Lyotropic liquid crystal

Lyotropic liquid crystals result when fat-loving and water-loving chemical compounds known as amphiphiles dissolve into a solution that behaves both like a liquid and a solid crystal. This liquid crystalline mesophase includes everyday mixtures like soap and water.

To break the word down, "lyo" and "tropic" mean, respectively, "dissolve" and "change." Historically, the term was used to describe the common behavior of materials composed of amphiphilic molecules upon the addition of a solvent. Such molecules comprise a water-loving hydrophilic head-group (which may be ionic or non-ionic) attached to a water-hating, hydrophobic group.

The micro-phase segregation of two incompatible components on a nanometer scale results in different type of solvent-induced extended anisotropic arrangement, depending on the volume balances between the hydrophilic part and hydrophobic part. In turn, they generate the long-range order of the phases, with the solvent molecules filling the space around the compounds to provide fluidity to the system.

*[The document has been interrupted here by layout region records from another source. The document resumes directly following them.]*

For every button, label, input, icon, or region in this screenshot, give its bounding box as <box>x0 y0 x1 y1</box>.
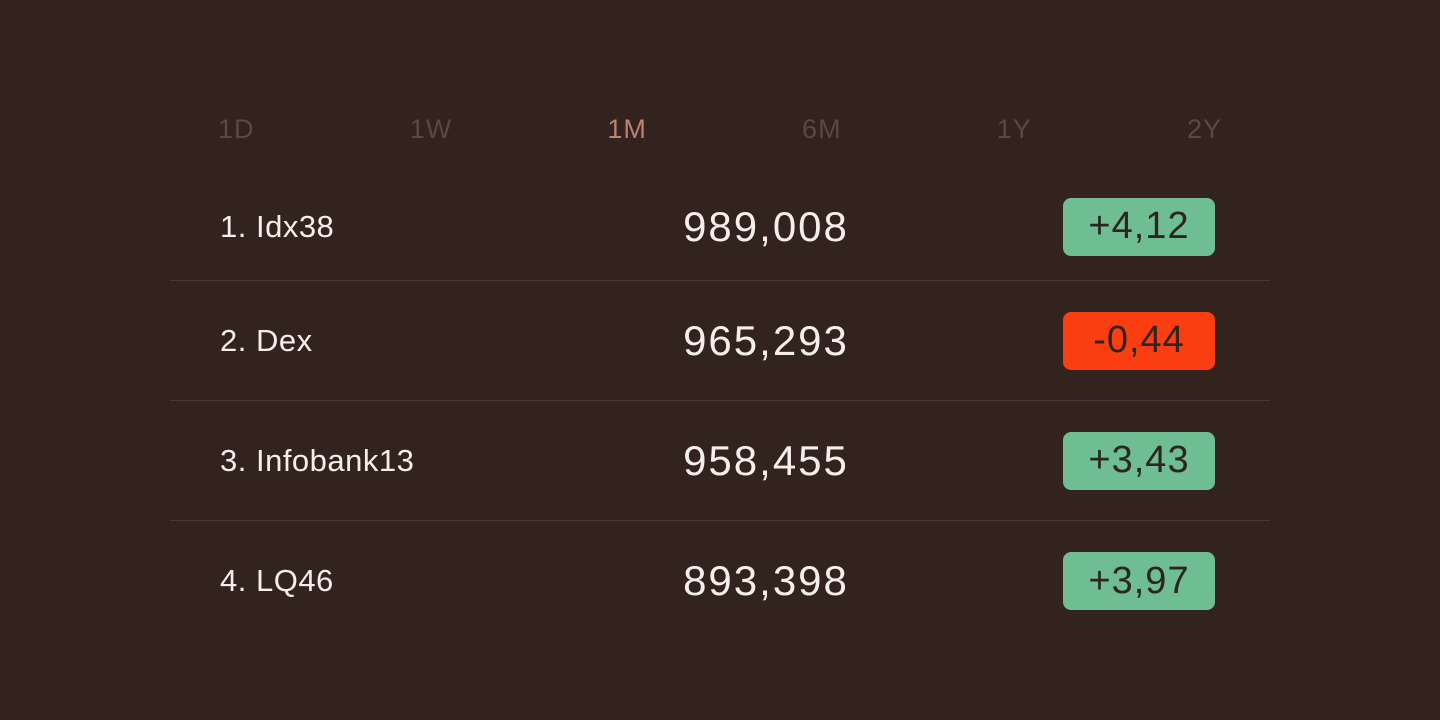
index-table: 1. Idx38 989,008 +4,12 2. Dex 965,293 -0… <box>170 173 1270 641</box>
tab-1w[interactable]: 1W <box>409 113 453 144</box>
timeframe-tabs: 1D 1W 1M 6M 1Y 2Y <box>170 112 1270 146</box>
instrument-value: 958,455 <box>683 436 849 484</box>
instrument-name: 4. LQ46 <box>220 563 334 598</box>
tab-1d[interactable]: 1D <box>218 113 255 144</box>
change-badge: +3,97 <box>1063 552 1215 610</box>
tab-2y[interactable]: 2Y <box>1186 113 1222 144</box>
table-row[interactable]: 4. LQ46 893,398 +3,97 <box>170 521 1270 641</box>
tab-6m[interactable]: 6M <box>802 113 842 144</box>
change-badge: -0,44 <box>1063 311 1215 370</box>
widget-content: 1D 1W 1M 6M 1Y 2Y 1. Idx38 989,008 +4,12… <box>170 0 1270 641</box>
change-badge: +3,43 <box>1063 431 1215 490</box>
table-row[interactable]: 1. Idx38 989,008 +4,12 <box>170 173 1270 281</box>
instrument-value: 893,398 <box>683 557 849 604</box>
change-badge: +4,12 <box>1063 197 1215 256</box>
tab-1m[interactable]: 1M <box>607 113 647 144</box>
instrument-name: 1. Idx38 <box>220 208 335 244</box>
table-row[interactable]: 2. Dex 965,293 -0,44 <box>170 281 1270 401</box>
instrument-name: 3. Infobank13 <box>220 442 415 478</box>
tab-1y[interactable]: 1Y <box>996 113 1032 144</box>
instrument-value: 965,293 <box>683 316 849 364</box>
instrument-name: 2. Dex <box>220 322 313 358</box>
instrument-value: 989,008 <box>683 202 849 250</box>
table-row[interactable]: 3. Infobank13 958,455 +3,43 <box>170 401 1270 521</box>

In contrast to thermotropic liquid crystals, lyotropic liquid crystals have therefore an additional degree of freedom, that is the concentration that enables them to induce a variety of different phases. As the concentration of amphiphilic molecules is increased, several different type of lyotropic liquid crystal structures occur in solution. Each of these different types has a different extent of molecular ordering within the solvent matrix, from spherical micelles to larger cylinders, aligned cylinders and even bilayered and multiwalled aggregates.